L.L. Zamenhof published Lingvo Internacia (now known as Esperanto) in 1887 under the pseudonym "Dr. Esperanto" (one who hopes). His goal was a politically neutral auxiliary language that could enable international communication and reduce ethnonationalist conflict. The language is famously learnable: a study comparing learner progress across languages found Esperanto learners achieved equivalent fluency in approximately one-fifth the time required for major Western European languages.

Estimates of Esperanto speakers range from 500,000 to 2 million, with roughly 1,000 native speakers (called denaskuloj) raised speaking it from birth.

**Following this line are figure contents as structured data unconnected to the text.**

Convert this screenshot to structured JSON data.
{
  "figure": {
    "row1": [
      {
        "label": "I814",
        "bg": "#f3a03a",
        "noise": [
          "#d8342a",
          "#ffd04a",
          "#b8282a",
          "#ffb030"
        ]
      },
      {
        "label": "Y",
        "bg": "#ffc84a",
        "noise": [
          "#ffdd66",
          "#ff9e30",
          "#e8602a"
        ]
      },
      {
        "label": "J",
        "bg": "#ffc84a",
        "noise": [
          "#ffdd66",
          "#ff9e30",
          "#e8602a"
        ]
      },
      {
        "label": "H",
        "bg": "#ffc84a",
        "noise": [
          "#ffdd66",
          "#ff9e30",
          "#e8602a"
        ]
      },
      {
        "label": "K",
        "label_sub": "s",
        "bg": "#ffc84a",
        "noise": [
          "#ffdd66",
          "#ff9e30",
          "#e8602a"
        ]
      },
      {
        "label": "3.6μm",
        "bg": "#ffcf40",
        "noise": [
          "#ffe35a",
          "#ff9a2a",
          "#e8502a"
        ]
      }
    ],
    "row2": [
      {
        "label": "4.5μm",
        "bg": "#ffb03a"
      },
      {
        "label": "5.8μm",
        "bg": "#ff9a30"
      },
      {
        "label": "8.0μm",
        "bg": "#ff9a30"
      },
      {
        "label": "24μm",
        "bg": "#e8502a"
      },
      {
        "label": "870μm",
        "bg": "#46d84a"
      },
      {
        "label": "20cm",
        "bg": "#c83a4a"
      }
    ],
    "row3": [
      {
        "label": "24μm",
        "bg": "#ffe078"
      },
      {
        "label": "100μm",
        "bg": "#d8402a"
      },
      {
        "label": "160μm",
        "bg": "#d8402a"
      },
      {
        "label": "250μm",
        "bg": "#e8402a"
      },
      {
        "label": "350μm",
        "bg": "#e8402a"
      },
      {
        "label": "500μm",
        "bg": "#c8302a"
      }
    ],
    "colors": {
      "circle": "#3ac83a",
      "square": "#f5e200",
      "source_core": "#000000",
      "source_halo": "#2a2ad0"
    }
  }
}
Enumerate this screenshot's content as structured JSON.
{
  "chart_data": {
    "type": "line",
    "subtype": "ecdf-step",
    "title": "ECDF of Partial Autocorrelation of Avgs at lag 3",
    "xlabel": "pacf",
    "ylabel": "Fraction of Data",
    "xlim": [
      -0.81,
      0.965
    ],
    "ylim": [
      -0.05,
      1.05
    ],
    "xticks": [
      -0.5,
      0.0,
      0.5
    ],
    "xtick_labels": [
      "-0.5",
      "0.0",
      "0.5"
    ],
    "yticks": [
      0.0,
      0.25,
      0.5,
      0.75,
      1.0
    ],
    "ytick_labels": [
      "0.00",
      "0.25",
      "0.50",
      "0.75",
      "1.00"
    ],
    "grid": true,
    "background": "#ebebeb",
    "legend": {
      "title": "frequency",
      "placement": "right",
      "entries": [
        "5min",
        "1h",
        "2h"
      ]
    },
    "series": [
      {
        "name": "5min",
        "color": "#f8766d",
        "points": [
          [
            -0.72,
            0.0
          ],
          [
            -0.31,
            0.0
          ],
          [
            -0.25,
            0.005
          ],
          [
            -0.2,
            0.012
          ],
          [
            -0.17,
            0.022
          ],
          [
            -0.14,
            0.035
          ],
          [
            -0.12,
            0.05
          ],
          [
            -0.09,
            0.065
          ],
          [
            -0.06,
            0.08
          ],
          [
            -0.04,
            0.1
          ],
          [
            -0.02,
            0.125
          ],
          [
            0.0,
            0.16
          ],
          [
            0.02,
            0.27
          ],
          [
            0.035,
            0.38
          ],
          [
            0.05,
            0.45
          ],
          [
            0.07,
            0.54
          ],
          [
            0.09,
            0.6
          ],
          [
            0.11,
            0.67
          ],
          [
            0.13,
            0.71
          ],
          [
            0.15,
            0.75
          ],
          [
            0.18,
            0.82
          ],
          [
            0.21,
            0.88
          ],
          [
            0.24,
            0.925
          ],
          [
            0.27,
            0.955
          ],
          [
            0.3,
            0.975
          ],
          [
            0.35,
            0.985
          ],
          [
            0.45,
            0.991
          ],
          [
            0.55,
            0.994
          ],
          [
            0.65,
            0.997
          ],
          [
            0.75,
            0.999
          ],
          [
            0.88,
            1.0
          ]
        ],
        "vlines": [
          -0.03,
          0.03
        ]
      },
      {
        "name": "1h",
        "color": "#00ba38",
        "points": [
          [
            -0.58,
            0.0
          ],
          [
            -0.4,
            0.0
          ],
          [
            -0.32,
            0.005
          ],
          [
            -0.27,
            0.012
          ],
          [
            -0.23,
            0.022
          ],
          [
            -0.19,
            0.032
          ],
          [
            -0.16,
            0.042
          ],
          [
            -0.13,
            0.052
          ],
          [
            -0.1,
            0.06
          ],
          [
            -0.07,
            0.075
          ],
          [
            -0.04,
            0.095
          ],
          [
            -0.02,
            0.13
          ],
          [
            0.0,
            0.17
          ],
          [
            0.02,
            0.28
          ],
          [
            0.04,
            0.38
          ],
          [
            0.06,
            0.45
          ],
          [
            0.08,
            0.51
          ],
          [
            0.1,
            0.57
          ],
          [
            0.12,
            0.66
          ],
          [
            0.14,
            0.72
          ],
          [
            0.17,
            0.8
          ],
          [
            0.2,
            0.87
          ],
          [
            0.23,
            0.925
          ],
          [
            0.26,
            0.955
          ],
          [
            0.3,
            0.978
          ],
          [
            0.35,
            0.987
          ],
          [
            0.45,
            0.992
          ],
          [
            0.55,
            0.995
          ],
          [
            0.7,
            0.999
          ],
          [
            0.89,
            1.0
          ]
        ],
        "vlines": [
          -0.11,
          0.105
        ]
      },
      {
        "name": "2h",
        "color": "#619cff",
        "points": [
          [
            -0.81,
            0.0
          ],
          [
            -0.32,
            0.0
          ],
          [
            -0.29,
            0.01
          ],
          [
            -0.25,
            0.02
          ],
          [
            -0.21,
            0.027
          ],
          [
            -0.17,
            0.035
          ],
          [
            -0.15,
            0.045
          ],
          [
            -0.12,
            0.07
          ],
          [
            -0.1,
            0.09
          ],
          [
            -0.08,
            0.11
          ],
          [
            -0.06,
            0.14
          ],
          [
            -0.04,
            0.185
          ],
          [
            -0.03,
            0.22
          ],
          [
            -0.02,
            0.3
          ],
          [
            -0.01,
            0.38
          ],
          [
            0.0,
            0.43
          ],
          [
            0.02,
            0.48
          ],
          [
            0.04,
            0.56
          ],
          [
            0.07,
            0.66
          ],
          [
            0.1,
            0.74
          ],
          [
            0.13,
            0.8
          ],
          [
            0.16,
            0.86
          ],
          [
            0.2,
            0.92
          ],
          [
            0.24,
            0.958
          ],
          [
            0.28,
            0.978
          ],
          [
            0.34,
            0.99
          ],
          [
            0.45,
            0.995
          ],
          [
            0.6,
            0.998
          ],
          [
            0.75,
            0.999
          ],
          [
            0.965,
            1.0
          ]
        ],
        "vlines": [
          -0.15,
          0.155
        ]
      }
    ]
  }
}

The Universala Kongreso (Universal Congress) has been held annually since 1905 (interrupted only by the World Wars) and attracts 1,500–3,000 attendees. Esperanto has a complete literature, a film canon (Angoroj (1964) was the first feature film entirely in an artificial language), and a culture of international samideanoj (fellow idealists) that transcends the language itself.